面を見ると、うれしい気持ちがこみ上げてくる。
金春欣三氏は『羽衣』の謡いを四度、謡い、会場全員に謡わせて下さった。
これがまたなかなか難しい。
言葉はすぐに覚えられたが、抑揚は独特で、リズムがとれない。
聞いている分には心地の良かった能の謡いも、自分がやるのは御免こうむりたい心境。
とはいえ、習いでもしない限りはなかなか出来ない貴重な経験とあって、心地小さ目の声で、楽しむ。
金春欣三氏の『羽衣』、面をつけずにマイクをつけて発声されると、まるで和製オペラのようで、惚れ惚れしてしまう。
あまりの素晴らしさに、息づく暇もない。
この方大正十三年生まれとは、到底思えない はりのある 通りの良いお声に、うっとりと聞き惚れる。
能楽師の声も素晴らしい・・・と痛感。
金春欣三氏はあらかじめ用意されていた ツレ用の能装束をユネスコ関係者に着付けされ、説明してくださった。
衣装と鬘、面、扇をつければ、ある程度は 能楽師のようになるのかと思っていたが、それは考え違い。
腰の具合や仕草、気品、教養など、能楽に関するそういった何もかもが、能楽師には要求されるようだ。
それは長年の練習で培うものかもしれない。
能装束を着付けられる途中、金春欣三氏のお内儀様が、
「普段、女の人は能楽師には着付けを手伝うことはしません。

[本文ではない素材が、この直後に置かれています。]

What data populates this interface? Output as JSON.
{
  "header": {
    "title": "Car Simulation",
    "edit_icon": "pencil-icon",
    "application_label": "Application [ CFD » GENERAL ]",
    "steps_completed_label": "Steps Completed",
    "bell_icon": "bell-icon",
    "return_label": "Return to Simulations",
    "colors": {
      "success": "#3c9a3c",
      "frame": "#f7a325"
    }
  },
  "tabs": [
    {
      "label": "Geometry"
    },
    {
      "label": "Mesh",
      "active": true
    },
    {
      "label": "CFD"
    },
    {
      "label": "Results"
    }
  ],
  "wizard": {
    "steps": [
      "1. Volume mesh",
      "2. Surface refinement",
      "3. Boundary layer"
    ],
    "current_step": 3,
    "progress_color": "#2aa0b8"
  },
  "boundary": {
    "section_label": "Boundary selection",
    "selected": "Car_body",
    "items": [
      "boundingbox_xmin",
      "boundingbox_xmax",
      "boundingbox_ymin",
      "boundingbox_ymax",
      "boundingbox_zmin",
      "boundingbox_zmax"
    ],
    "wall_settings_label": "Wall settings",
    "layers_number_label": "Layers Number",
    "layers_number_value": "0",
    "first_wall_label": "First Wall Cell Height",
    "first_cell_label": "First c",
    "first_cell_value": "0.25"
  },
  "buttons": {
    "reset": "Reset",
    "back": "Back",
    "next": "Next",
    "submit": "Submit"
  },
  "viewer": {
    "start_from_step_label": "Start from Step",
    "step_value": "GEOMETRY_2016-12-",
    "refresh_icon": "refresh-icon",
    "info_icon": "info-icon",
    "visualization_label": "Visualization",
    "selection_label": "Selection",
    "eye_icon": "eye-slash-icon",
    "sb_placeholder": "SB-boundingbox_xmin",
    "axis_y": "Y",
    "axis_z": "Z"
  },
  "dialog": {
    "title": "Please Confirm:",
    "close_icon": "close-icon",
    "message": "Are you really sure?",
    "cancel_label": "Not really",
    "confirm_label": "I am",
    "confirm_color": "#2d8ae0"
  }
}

一般の人だから、今日は手伝っています。」
と言われた言葉が、印象深い。
大正十三年、女性も能舞台に立つことが可能となり、ながき月日が流れた今も、そういった決まりごとがあるのが、心地よくもあり、複雑な心境でもある。
しかし能楽といった、我々には異質な空間の中で、そういった伝統の名残を継承していくことも、また文化なのかもしれないと感じた。
最後に、貴重な経験をさせていただき、楽しい時間をすごさせていただきました関係者の皆様方に、厚く御礼申し上げます。
ありがとうございました。
2月23日 13:30~15:30
奈良市中部公民館 5F(奈良市上三条町)
料金 受講無料
謡いましたよ。難しかったですが、貴重な経験をさせていただきました。
謡というそうです。難しい旋律でした。聴くのと謡うのでは実際は大違い。冷や汗物でした(笑)
ハイ。綿祖も着てみたかったです。あらかじめ関係者に決められていたようです。女性は化粧をしているので、省かれたと、おっしゃっていました。